19763 Klimesh (provisional designation ') is a stony Phocaea asteroid and slow rotator from the inner regions of the asteroid belt, approximately 7 kilometers in diameter. Discovered by NEAT at Haleakala Observatory in 2000, the asteroid was named for NEAT's software specialist Matthew Klimesh.

== Discovery ==
Klimesh was discovered on 18 June 2000, by NASA's and JPL's Near-Earth Asteroid Tracking program (NEAT) with the Maui Space Surveillance System (MSSS) at the Haleakala Observatory site on the island of Maui, Hawaii, in the United States. The body's observation arc begins 15 years prior to its official discovery observation, with a precovery from the Digitized Sky Survey taken at the Australian Siding Spring Observatory in September 1985.

== Orbit and classification ==
This asteroid is a member of the Phocaea family (701), a group of asteroids with similar orbital characteristics. It orbits the Sun in the inner main-belt at a distance of 1.9–2.9 AU once every 3 years and 8 months (1,350 days). Its orbit has an eccentricity of 0.20 and an inclination of 23° with respect to the ecliptic.

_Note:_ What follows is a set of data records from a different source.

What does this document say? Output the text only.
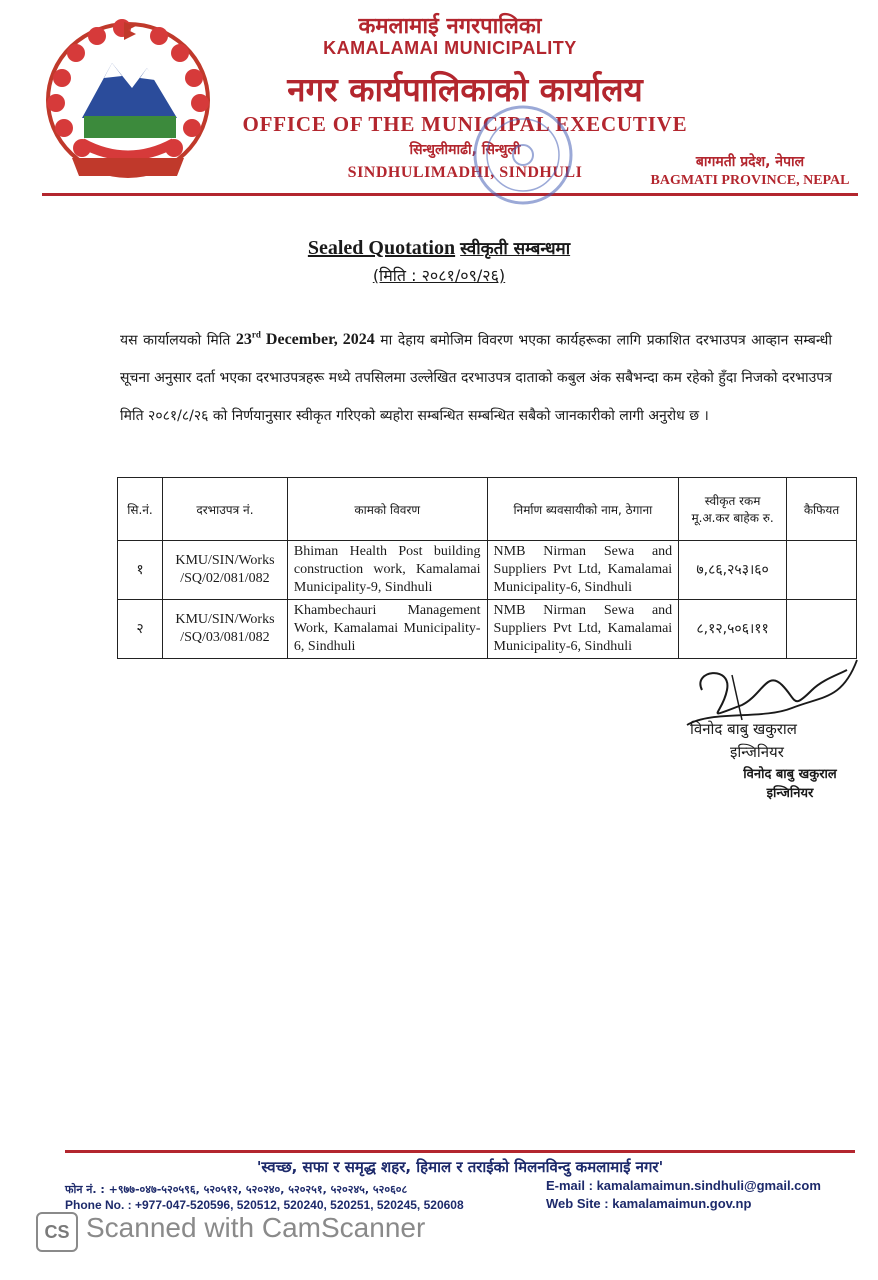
कमलामाई नगरपालिका
KAMALAMAI MUNICIPALITY
नगर कार्यपालिकाको कार्यालय
OFFICE OF THE MUNICIPAL EXECUTIVE
सिन्धुलीमाढी, सिन्धुली
SINDHULIMADHI, SINDHULI
बागमती प्रदेश, नेपाल
BAGMATI PROVINCE, NEPAL
Sealed Quotation स्वीकृती सम्बन्धमा
(मिति : २०८१/०९/२६)
यस कार्यालयको मिति 23rd December, 2024 मा देहाय बमोजिम विवरण भएका कार्यहरूका लागि प्रकाशित दरभाउपत्र आव्हान सम्बन्धी सूचना अनुसार दर्ता भएका दरभाउपत्रहरू मध्ये तपसिलमा उल्लेखित दरभाउपत्र दाताको कबुल अंक सबैभन्दा कम रहेको हुँदा निजको दरभाउपत्र मिति २०८१/८/२६ को निर्णयानुसार स्वीकृत गरिएको ब्यहोरा सम्बन्धित सम्बन्धित सबैको जानकारीको लागी अनुरोध छ ।
सि.नं.	दरभाउपत्र नं.	कामको विवरण	निर्माण ब्यवसायीको नाम, ठेगाना	स्वीकृत रकम मू.अ.कर बाहेक रु.	कैफियत
१	KMU/SIN/Works /SQ/02/081/082	Bhiman Health Post building construction work, Kamalamai Municipality-9, Sindhuli	NMB Nirman Sewa and Suppliers Pvt Ltd, Kamalamai Municipality-6, Sindhuli	७,८६,२५३।६०	
२	KMU/SIN/Works /SQ/03/081/082	Khambechauri Management Work, Kamalamai Municipality-6, Sindhuli	NMB Nirman Sewa and Suppliers Pvt Ltd, Kamalamai Municipality-6, Sindhuli	८,१२,५०६।११	
विनोद बाबु खकुराल
इन्जिनियर
विनोद बाबु खकुराल
इन्जिनियर
'स्वच्छ, सफा र समृद्ध शहर, हिमाल र तराईको मिलनविन्दु कमलामाई नगर'
फोन नं. : +९७७-०४७-५२०५९६, ५२०५१२, ५२०२४०, ५२०२५१, ५२०२४५, ५२०६०८
Phone No. : +977-047-520596, 520512, 520240, 520251, 520245, 520608
E-mail : kamalamaimun.sindhuli@gmail.com
Web Site : kamalamaimun.gov.np
CS Scanned with CamScanner
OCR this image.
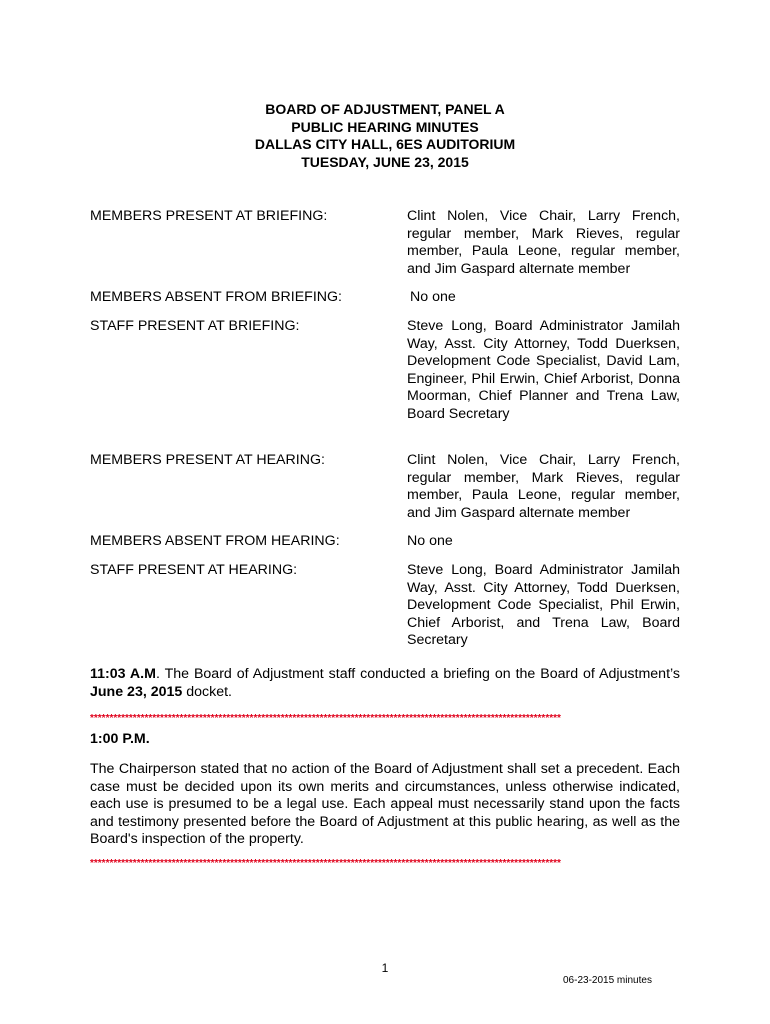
BOARD OF ADJUSTMENT, PANEL A
PUBLIC HEARING MINUTES
DALLAS CITY HALL, 6ES AUDITORIUM
TUESDAY, JUNE 23, 2015
MEMBERS PRESENT AT BRIEFING:	Clint Nolen, Vice Chair, Larry French, regular member, Mark Rieves, regular member, Paula Leone, regular member, and Jim Gaspard alternate member
MEMBERS ABSENT FROM BRIEFING:	No one
STAFF PRESENT AT BRIEFING:	Steve Long, Board Administrator Jamilah Way, Asst. City Attorney, Todd Duerksen, Development Code Specialist, David Lam, Engineer, Phil Erwin, Chief Arborist, Donna Moorman, Chief Planner and Trena Law, Board Secretary
MEMBERS PRESENT AT HEARING:	Clint Nolen, Vice Chair, Larry French, regular member, Mark Rieves, regular member, Paula Leone, regular member, and Jim Gaspard alternate member
MEMBERS ABSENT FROM HEARING:	No one
STAFF PRESENT AT HEARING:	Steve Long, Board Administrator Jamilah Way, Asst. City Attorney, Todd Duerksen, Development Code Specialist, Phil Erwin, Chief Arborist, and Trena Law, Board Secretary
11:03 A.M. The Board of Adjustment staff conducted a briefing on the Board of Adjustment’s June 23, 2015 docket.
*************************************************************************************************************************
1:00 P.M.
The Chairperson stated that no action of the Board of Adjustment shall set a precedent. Each case must be decided upon its own merits and circumstances, unless otherwise indicated, each use is presumed to be a legal use. Each appeal must necessarily stand upon the facts and testimony presented before the Board of Adjustment at this public hearing, as well as the Board's inspection of the property.
*************************************************************************************************************************
1
06-23-2015 minutes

== Physical characteristics ==
Klimesh has been characterized as a stony S-type asteroid. It possibly rotates chaotically.

=== Slow rotator ===
Klimesh is a slow rotator, as it has a rotation period of 101 hours with a brightness variation of 0.67 magnitude. The photometric observations were made by Czech astronomer Petr Pravec at the Ondřejov Observatory during the asteroid's 2011-opposition (U=2).

The result supersedes a period of 4.4 hours with an amplitude of 0.12, obtained from a fragmentary lightcurve by Italian astronomer Silvano Casulli (U=1).

=== Diameter and albedo ===
According to the survey carried out by the NEOWISE mission of NASA's Wide-field Infrared Survey Explorer, Klimesh has a diameter of 5.65 and 7.27 kilometers with an albedo of 0.24 and 0.175, respectively. The Collaborative Asteroid Lightcurve Link adopts Petr Pravec's revised WISE-data, that is, an albedo of 0.1635 and a diameter of 7.29 kilometers with an absolute magnitude of 13.27.

== Naming ==
This minor planet was named after JPL researcher Matthew Klimesh (born 1968), developer of the compression algorithm used for handling the vast amount of data obtained by the discovering NEAT program. Since 1996 at JPL's Communications Systems and Research Section, his work includes data compression, rate–distortion theory and channel coding. The official naming citation was published by the Minor Planet Center on 9 May 2001 (M.P.C. 42677).